Treasuries Give Back Ground Following Last Week's Surge

Following the substantial rally seen in the previous week, treasuries gave back some ground during trading on Monday.

Bond prices saw initial strength but pulled back into negative territory and remained in the red for the rest of the day. Subsequently, the yield on the benchmark ten-year note, which moves opposite of its price, rose by 2.6 basis points to 3.954 percent.

The pullback by treasuries may partly have reflected profit taking following last week’s surge, which drove the ten-year yield down to its lowest levels since late July.

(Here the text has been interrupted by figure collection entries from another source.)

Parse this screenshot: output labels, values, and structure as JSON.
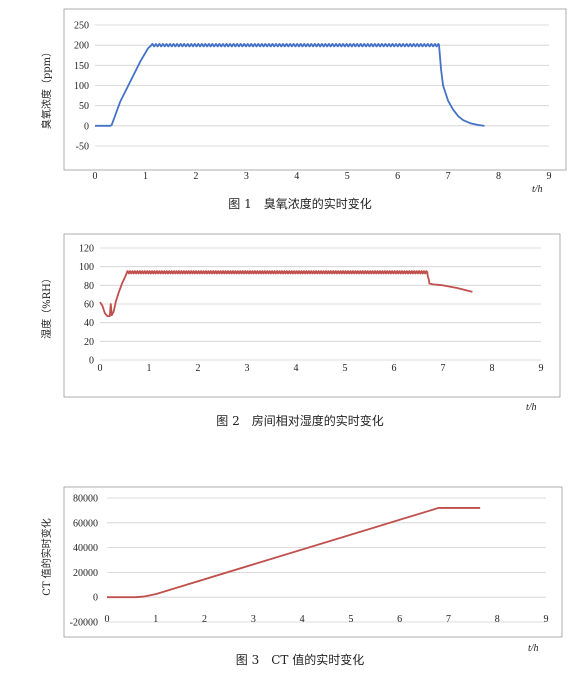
{
  "chart_data": [
    {
      "type": "line",
      "caption": "图 1　臭氧浓度的实时变化",
      "ylabel": "臭氧浓度（ppm）",
      "xlabel_unit": "t/h",
      "xlim": [
        0,
        9
      ],
      "ylim": [
        -50,
        250
      ],
      "x_ticks": [
        0,
        1,
        2,
        3,
        4,
        5,
        6,
        7,
        8,
        9
      ],
      "y_ticks": [
        -50,
        0,
        50,
        100,
        150,
        200,
        250
      ],
      "color": "#4472C4",
      "wave": {
        "from": 1.12,
        "to": 6.82,
        "amplitude": 3,
        "period": 0.07
      },
      "series": [
        {
          "x": [
            0,
            0.3,
            0.33,
            0.5,
            0.7,
            0.9,
            1.05,
            1.12,
            6.82,
            6.86,
            6.9,
            7.0,
            7.1,
            7.2,
            7.3,
            7.45,
            7.6,
            7.72
          ],
          "y": [
            0,
            0,
            2,
            60,
            110,
            160,
            192,
            200,
            200,
            140,
            100,
            62,
            40,
            24,
            14,
            6,
            2,
            0
          ]
        }
      ]
    },
    {
      "type": "line",
      "caption": "图 2　房间相对湿度的实时变化",
      "ylabel": "湿度（%RH）",
      "xlabel_unit": "t/h",
      "xlim": [
        0,
        9
      ],
      "ylim": [
        0,
        120
      ],
      "x_ticks": [
        0,
        1,
        2,
        3,
        4,
        5,
        6,
        7,
        8,
        9
      ],
      "y_ticks": [
        0,
        20,
        40,
        60,
        80,
        100,
        120
      ],
      "color": "#C0504D",
      "wave": {
        "from": 0.55,
        "to": 6.72,
        "amplitude": 1.3,
        "period": 0.05
      },
      "series": [
        {
          "x": [
            0,
            0.05,
            0.1,
            0.15,
            0.2,
            0.22,
            0.24,
            0.28,
            0.32,
            0.38,
            0.45,
            0.52,
            0.55,
            6.65,
            6.68,
            6.72,
            6.8,
            7.0,
            7.3,
            7.6
          ],
          "y": [
            62,
            58,
            50,
            47,
            47,
            60,
            48,
            52,
            62,
            72,
            82,
            90,
            94,
            94,
            94,
            82,
            81,
            80,
            77,
            73
          ]
        }
      ]
    },
    {
      "type": "line",
      "caption": "图 3　CT 值的实时变化",
      "ylabel": "CT 值的实时变化",
      "xlabel_unit": "t/h",
      "xlim": [
        0,
        9
      ],
      "ylim": [
        -20000,
        80000
      ],
      "x_ticks": [
        0,
        1,
        2,
        3,
        4,
        5,
        6,
        7,
        8,
        9
      ],
      "y_ticks": [
        -20000,
        0,
        20000,
        40000,
        60000,
        80000
      ],
      "color": "#C0504D",
      "series": [
        {
          "x": [
            0,
            0.6,
            0.75,
            1.0,
            6.8,
            7.65
          ],
          "y": [
            0,
            0,
            500,
            2500,
            72000,
            72000
          ]
        }
      ]
    }
  ]
}
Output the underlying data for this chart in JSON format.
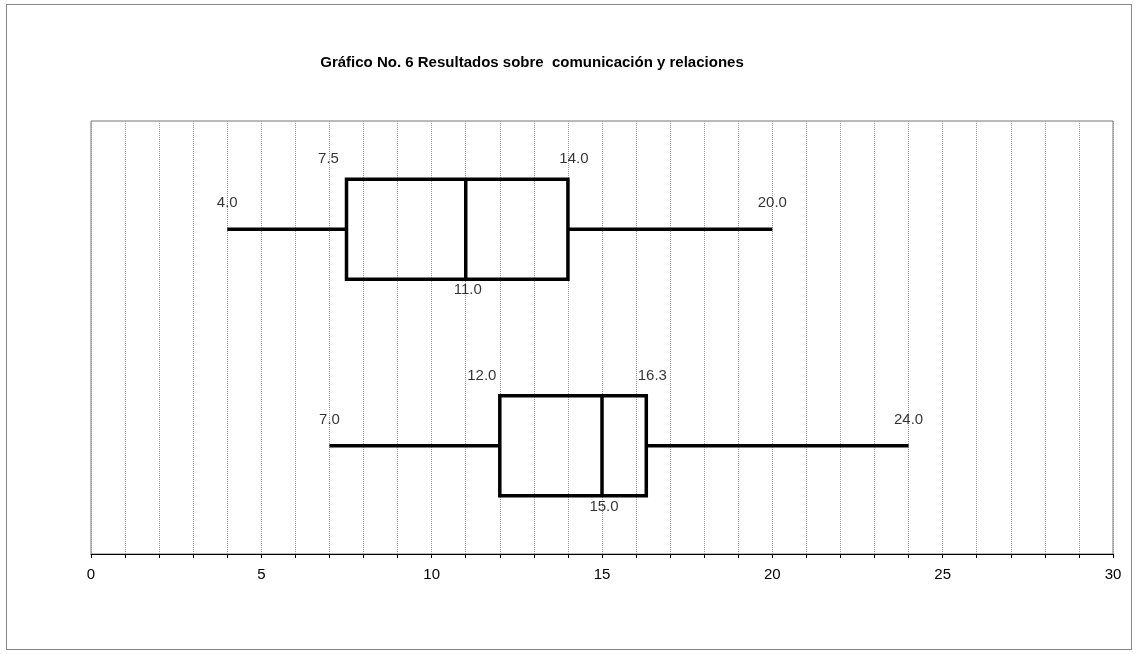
{
  "chart_data": {
    "type": "box",
    "title": "Gráfico No. 6 Resultados sobre  comunicación y relaciones",
    "orientation": "horizontal",
    "categories": [
      null,
      null
    ],
    "boxes": [
      {
        "low": 4.0,
        "q1": 7.5,
        "median": 11.0,
        "q3": 14.0,
        "high": 20.0
      },
      {
        "low": 7.0,
        "q1": 12.0,
        "median": 15.0,
        "q3": 16.3,
        "high": 24.0
      }
    ],
    "color": "#000000",
    "grid": "x",
    "annotations": [
      "4.0",
      "7.5",
      "11.0",
      "14.0",
      "20.0",
      "7.0",
      "12.0",
      "15.0",
      "16.3",
      "24.0"
    ],
    "xlim": [
      0,
      30
    ],
    "xticks": [
      0,
      {
        "value": 1,
        "label": null
      },
      {
        "value": 2,
        "label": null
      },
      {
        "value": 3,
        "label": null
      },
      {
        "value": 4,
        "label": null
      },
      5,
      {
        "value": 6,
        "label": null
      },
      {
        "value": 7,
        "label": null
      },
      {
        "value": 8,
        "label": null
      },
      {
        "value": 9,
        "label": null
      },
      10,
      {
        "value": 11,
        "label": null
      },
      {
        "value": 12,
        "label": null
      },
      {
        "value": 13,
        "label": null
      },
      {
        "value": 14,
        "label": null
      },
      15,
      {
        "value": 16,
        "label": null
      },
      {
        "value": 17,
        "label": null
      },
      {
        "value": 18,
        "label": null
      },
      {
        "value": 19,
        "label": null
      },
      20,
      {
        "value": 21,
        "label": null
      },
      {
        "value": 22,
        "label": null
      },
      {
        "value": 23,
        "label": null
      },
      {
        "value": 24,
        "label": null
      },
      25,
      {
        "value": 26,
        "label": null
      },
      {
        "value": 27,
        "label": null
      },
      {
        "value": 28,
        "label": null
      },
      {
        "value": 29,
        "label": null
      },
      30
    ]
  }
}
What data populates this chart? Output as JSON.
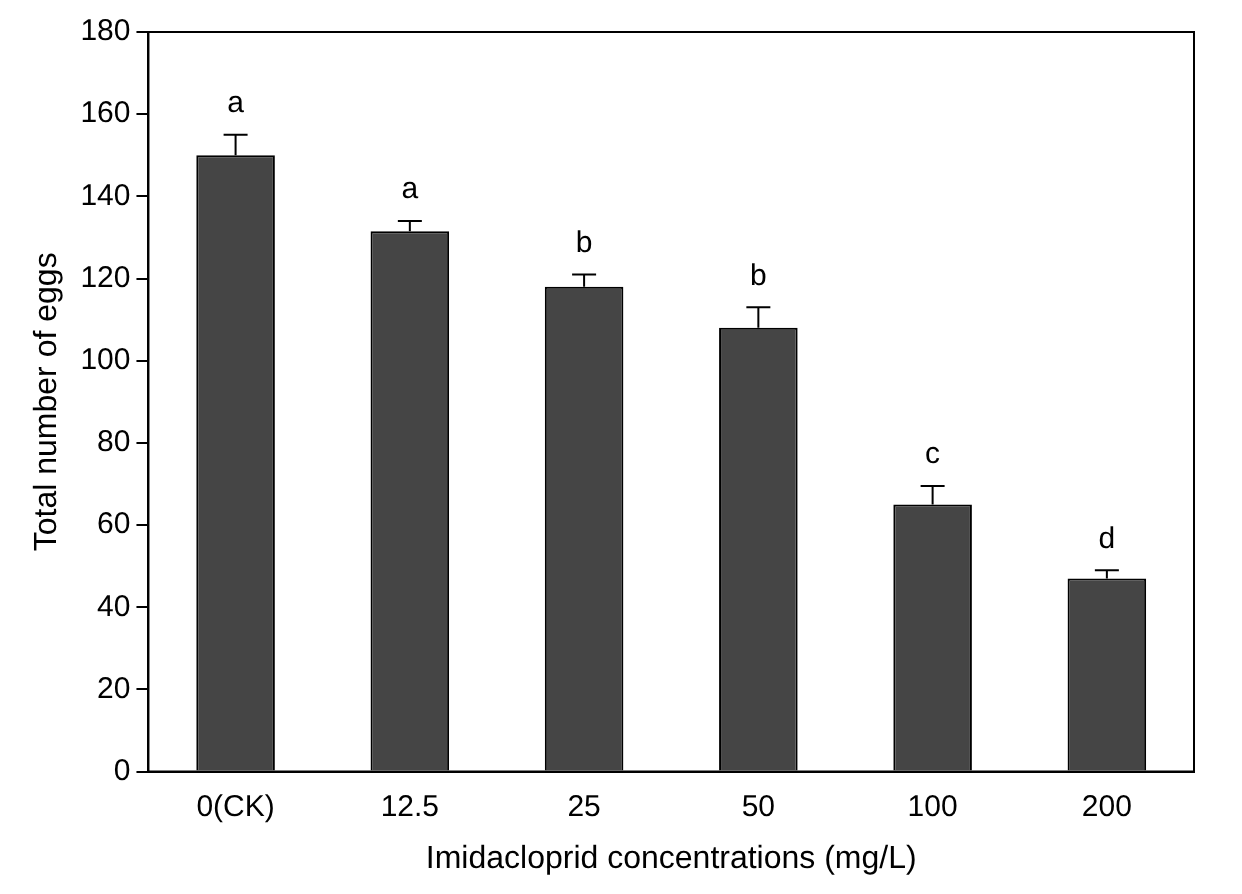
{
  "chart_data": {
    "type": "bar",
    "xlabel": "Imidacloprid concentrations (mg/L)",
    "ylabel": "Total number of eggs",
    "categories": [
      "0(CK)",
      "12.5",
      "25",
      "50",
      "100",
      "200"
    ],
    "values": [
      150,
      131.5,
      118,
      108,
      65,
      47
    ],
    "errors": [
      [
        150,
        155
      ],
      [
        131.5,
        134
      ],
      [
        118,
        121
      ],
      [
        108,
        113
      ],
      [
        65,
        69.5
      ],
      [
        47,
        49
      ]
    ],
    "color": "#454545",
    "ylim": [
      0,
      180
    ],
    "yticks": [
      0,
      20,
      40,
      60,
      80,
      100,
      120,
      140,
      160,
      180
    ],
    "grid": false,
    "annotations": [
      "a",
      "a",
      "b",
      "b",
      "c",
      "d"
    ]
  }
}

Last week’s rally reflected optimism about the outlook for interest rates after the Federal Reserve’s latest projections hinted at three rate cuts next year.

However, several Fed officials have subsequently pushed back on investor hopes that rate cuts by the central bank are imminent.

Chicago Fed President Austan Goolsbee told CNBC’s “Squawk Box” he was confused by the reaction to the Fed announcement, which saw both stocks and bonds move sharply higher.

“It’s not what you say, or what the chair says. It’s what did they hear, and what did they want to hear,” Goolsbee said. “I was confused a bit — was the market just imputing, here’s what we want them to be saying?”

Nonetheless, CME Group’s FedWatch Tool still suggests there is a good chance the Fed will lower interest rates by a quarter point in March.

Later this week, the Commerce Department is due to release its report on personal income and spending in the month of November, which includes readings on inflation said to be preferred by the Fed.

The National Association of Home Builders released a report this morning showing homebuilder sentiment in the U.S. rebounded in December after falling for four consecutive months.

The report said the NAHB/Wells Fargo Housing Market Index climbed to 37 in December after falling to an eleven-month low of 34 in November. Economists had expected the index to rise to 36.